Jackson Kench

Personal information
- Nationality: Australian
- Born: 19 March 1999 (age 27) Sydney, Australia
- Education: The University of Sydney
- Height: 191 cm (6 ft 3 in)

Sport
- Country: Australia
- Sport: Rowing
- Club: Sydney University Boat Club

Medal record
Men's rowing
Representing Australia
World Championships
| Bronze medal – third place | 2022 Račice | Eight |

= Jackson Kench =

Australian rower (born 1999)

Jackson Kench (born 19 March 1999) is an Australian representative rower. He has represented at underage and senior world championships and won a bronze medal at the 2022 World Championships.

==Club and state rowing==
Kench was educated at Sydney Church of England Grammar School where he took up rowing. His Australian senior club rowing has been from the Sydney University Boat Club.
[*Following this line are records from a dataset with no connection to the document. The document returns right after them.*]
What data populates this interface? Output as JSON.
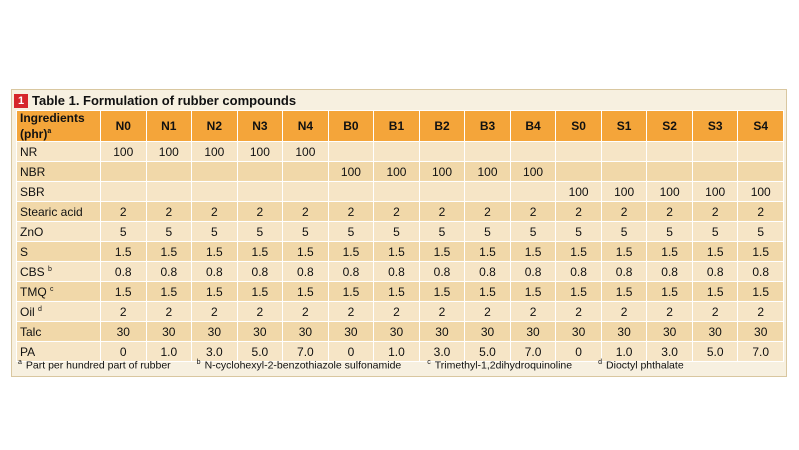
{
  "title": {
    "number": "1",
    "text": "Table 1. Formulation of rubber compounds"
  },
  "table": {
    "header_label": "Ingredients (phr)",
    "header_sup": "a",
    "columns": [
      "N0",
      "N1",
      "N2",
      "N3",
      "N4",
      "B0",
      "B1",
      "B2",
      "B3",
      "B4",
      "S0",
      "S1",
      "S2",
      "S3",
      "S4"
    ],
    "rows": [
      {
        "label": "NR",
        "sup": "",
        "values": [
          "100",
          "100",
          "100",
          "100",
          "100",
          "",
          "",
          "",
          "",
          "",
          "",
          "",
          "",
          "",
          ""
        ]
      },
      {
        "label": "NBR",
        "sup": "",
        "values": [
          "",
          "",
          "",
          "",
          "",
          "100",
          "100",
          "100",
          "100",
          "100",
          "",
          "",
          "",
          "",
          ""
        ]
      },
      {
        "label": "SBR",
        "sup": "",
        "values": [
          "",
          "",
          "",
          "",
          "",
          "",
          "",
          "",
          "",
          "",
          "100",
          "100",
          "100",
          "100",
          "100"
        ]
      },
      {
        "label": "Stearic acid",
        "sup": "",
        "values": [
          "2",
          "2",
          "2",
          "2",
          "2",
          "2",
          "2",
          "2",
          "2",
          "2",
          "2",
          "2",
          "2",
          "2",
          "2"
        ]
      },
      {
        "label": "ZnO",
        "sup": "",
        "values": [
          "5",
          "5",
          "5",
          "5",
          "5",
          "5",
          "5",
          "5",
          "5",
          "5",
          "5",
          "5",
          "5",
          "5",
          "5"
        ]
      },
      {
        "label": "S",
        "sup": "",
        "values": [
          "1.5",
          "1.5",
          "1.5",
          "1.5",
          "1.5",
          "1.5",
          "1.5",
          "1.5",
          "1.5",
          "1.5",
          "1.5",
          "1.5",
          "1.5",
          "1.5",
          "1.5"
        ]
      },
      {
        "label": "CBS",
        "sup": "b",
        "values": [
          "0.8",
          "0.8",
          "0.8",
          "0.8",
          "0.8",
          "0.8",
          "0.8",
          "0.8",
          "0.8",
          "0.8",
          "0.8",
          "0.8",
          "0.8",
          "0.8",
          "0.8"
        ]
      },
      {
        "label": "TMQ",
        "sup": "c",
        "values": [
          "1.5",
          "1.5",
          "1.5",
          "1.5",
          "1.5",
          "1.5",
          "1.5",
          "1.5",
          "1.5",
          "1.5",
          "1.5",
          "1.5",
          "1.5",
          "1.5",
          "1.5"
        ]
      },
      {
        "label": "Oil",
        "sup": "d",
        "values": [
          "2",
          "2",
          "2",
          "2",
          "2",
          "2",
          "2",
          "2",
          "2",
          "2",
          "2",
          "2",
          "2",
          "2",
          "2"
        ]
      },
      {
        "label": "Talc",
        "sup": "",
        "values": [
          "30",
          "30",
          "30",
          "30",
          "30",
          "30",
          "30",
          "30",
          "30",
          "30",
          "30",
          "30",
          "30",
          "30",
          "30"
        ]
      },
      {
        "label": "PA",
        "sup": "",
        "values": [
          "0",
          "1.0",
          "3.0",
          "5.0",
          "7.0",
          "0",
          "1.0",
          "3.0",
          "5.0",
          "7.0",
          "0",
          "1.0",
          "3.0",
          "5.0",
          "7.0"
        ]
      }
    ]
  },
  "footnotes": [
    {
      "mark": "a",
      "text": "Part per hundred part of rubber"
    },
    {
      "mark": "b",
      "text": "N-cyclohexyl-2-benzothiazole sulfonamide"
    },
    {
      "mark": "c",
      "text": "Trimethyl-1,2dihydroquinoline"
    },
    {
      "mark": "d",
      "text": "Dioctyl phthalate"
    }
  ],
  "colors": {
    "header_bg": "#f4a53a",
    "row_light": "#f6e5c6",
    "row_dark": "#f1d8a9",
    "badge": "#d6262b"
  }
}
Kench first made state selection for New South Wales in the 2018 men's youth eight which contested and won the Noel F Wilkinson Trophy at the Interstate Regatta within the Australian Rowing Championships. He made a second New South Wales youth eight appearance in 2019.

In 2022 Kench moved into the New South Wales senior eight which won the King's Cup at the Interstate Regatta within the Australian Rowing Championships In 2023 he again rowed in a victorious New South Wales King's Cup eight.
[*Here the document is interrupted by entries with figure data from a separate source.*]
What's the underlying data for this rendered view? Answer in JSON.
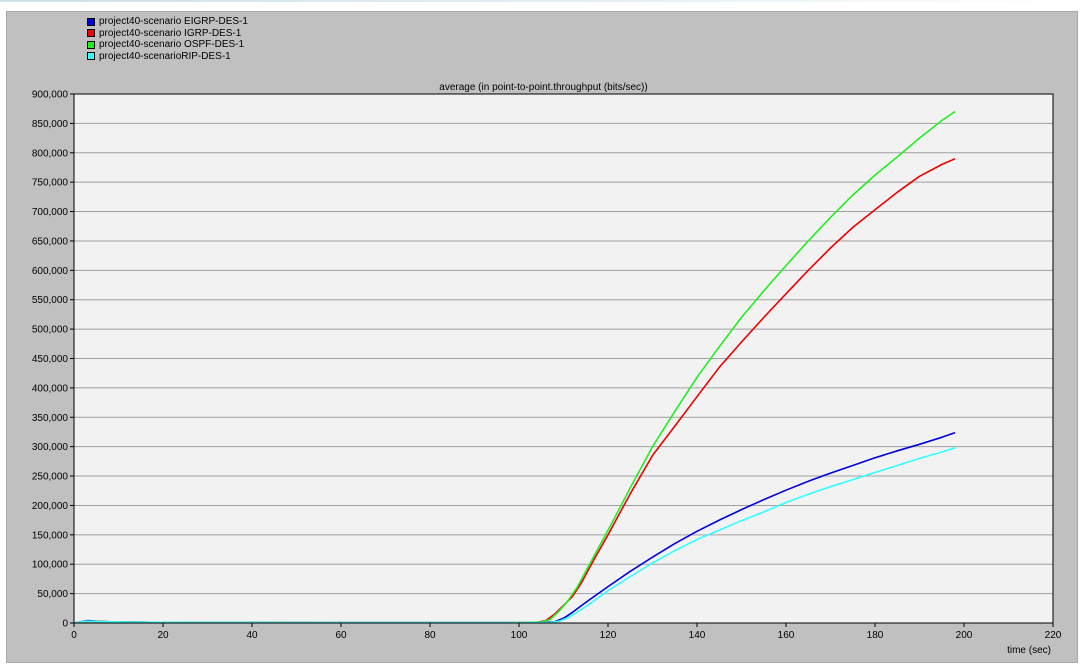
{
  "chart_data": {
    "type": "line",
    "title": "average (in point-to-point.throughput (bits/sec))",
    "xlabel": "time (sec)",
    "ylabel": "",
    "xlim": [
      0,
      220
    ],
    "ylim": [
      0,
      900000
    ],
    "xticks": [
      0,
      20,
      40,
      60,
      80,
      100,
      120,
      140,
      160,
      180,
      200,
      220
    ],
    "yticks": [
      0,
      50000,
      100000,
      150000,
      200000,
      250000,
      300000,
      350000,
      400000,
      450000,
      500000,
      550000,
      600000,
      650000,
      700000,
      750000,
      800000,
      850000,
      900000
    ],
    "grid": true,
    "legend_position": "top-left",
    "series": [
      {
        "name": "project40-scenario EIGRP-DES-1",
        "color": "#0000dd",
        "x": [
          0,
          3,
          5,
          8,
          12,
          20,
          60,
          100,
          106,
          108,
          110,
          112,
          115,
          120,
          125,
          130,
          135,
          140,
          145,
          150,
          155,
          160,
          165,
          170,
          175,
          180,
          185,
          190,
          195,
          198
        ],
        "y": [
          0,
          4000,
          3000,
          2000,
          1500,
          1000,
          500,
          500,
          600,
          2000,
          8000,
          18000,
          35000,
          62000,
          88000,
          112000,
          135000,
          156000,
          175000,
          193000,
          210000,
          226000,
          241000,
          255000,
          268000,
          281000,
          293000,
          304000,
          316000,
          324000
        ]
      },
      {
        "name": "project40-scenario IGRP-DES-1",
        "color": "#ee0000",
        "x": [
          0,
          3,
          5,
          8,
          12,
          20,
          60,
          100,
          104,
          106,
          108,
          110,
          112,
          114,
          117,
          120,
          125,
          130,
          135,
          140,
          145,
          150,
          155,
          160,
          165,
          170,
          175,
          180,
          185,
          190,
          195,
          198
        ],
        "y": [
          0,
          3000,
          2500,
          2000,
          1500,
          1000,
          500,
          500,
          1000,
          4000,
          15000,
          30000,
          45000,
          68000,
          110000,
          150000,
          220000,
          285000,
          335000,
          385000,
          435000,
          478000,
          520000,
          560000,
          600000,
          638000,
          673000,
          703000,
          733000,
          760000,
          780000,
          790000
        ]
      },
      {
        "name": "project40-scenario OSPF-DES-1",
        "color": "#22ee22",
        "x": [
          0,
          3,
          5,
          8,
          12,
          20,
          60,
          100,
          105,
          107,
          109,
          111,
          113,
          115,
          118,
          121,
          125,
          130,
          135,
          140,
          145,
          150,
          155,
          160,
          165,
          170,
          175,
          180,
          185,
          190,
          195,
          198
        ],
        "y": [
          0,
          3000,
          2500,
          2000,
          1500,
          1000,
          500,
          500,
          1500,
          6000,
          20000,
          38000,
          60000,
          88000,
          130000,
          172000,
          230000,
          300000,
          360000,
          418000,
          470000,
          520000,
          565000,
          608000,
          650000,
          690000,
          728000,
          762000,
          793000,
          825000,
          855000,
          870000
        ]
      },
      {
        "name": "project40-scenarioRIP-DES-1",
        "color": "#33ffff",
        "x": [
          0,
          3,
          5,
          8,
          12,
          20,
          60,
          100,
          107,
          109,
          111,
          113,
          116,
          120,
          125,
          130,
          135,
          140,
          145,
          150,
          155,
          160,
          165,
          170,
          175,
          180,
          185,
          190,
          195,
          198
        ],
        "y": [
          0,
          3000,
          2500,
          2000,
          1500,
          1000,
          500,
          500,
          600,
          3000,
          9000,
          18000,
          33000,
          55000,
          79000,
          102000,
          123000,
          142000,
          158000,
          174000,
          189000,
          205000,
          219000,
          232000,
          244000,
          256000,
          268000,
          280000,
          291000,
          298000
        ]
      }
    ]
  }
}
At the 2023 Australian Rowing Championships he won the open coxless four national title in an all SUBC crew.

==International representative rowing==
Kench made his Australian representative debut in a quad scull at the 2016 World Junior Rowing Championships in Rotterdam. They finished twelfth overall. The following year Kench was again in the Australian quad at the Junior World Championships in Trakai. They finished ninth. Kench moved into the U23 Australian men's eight in 2019, racing in that boat to a sixth place finish at the 2019 U23 World Rowing Championships in Sarasota, Florida.

Kench was selected in the Australian senior team for the 2022 international season and the 2022 World Rowing Championships. He rowed in the Australian men's eight to silver medal placings at each of the World Rowing Cups in June and July 2022. At the 2022 World Rowing Championships at Racize, Kench moved into the stroke seat of the eight. The crew won through their repechage to make the A final where they raced to a third place and a World Championship bronze medal.

In March 2023 Kench was again selected in the Australian senior men's sweep-oar squad for the 2023 international season. At the Rowing World Cup II in Varese Italy, Kench stroked the Australian men's eight. In the final after a slow start they rowed through most of the field to take second place and a silver medal.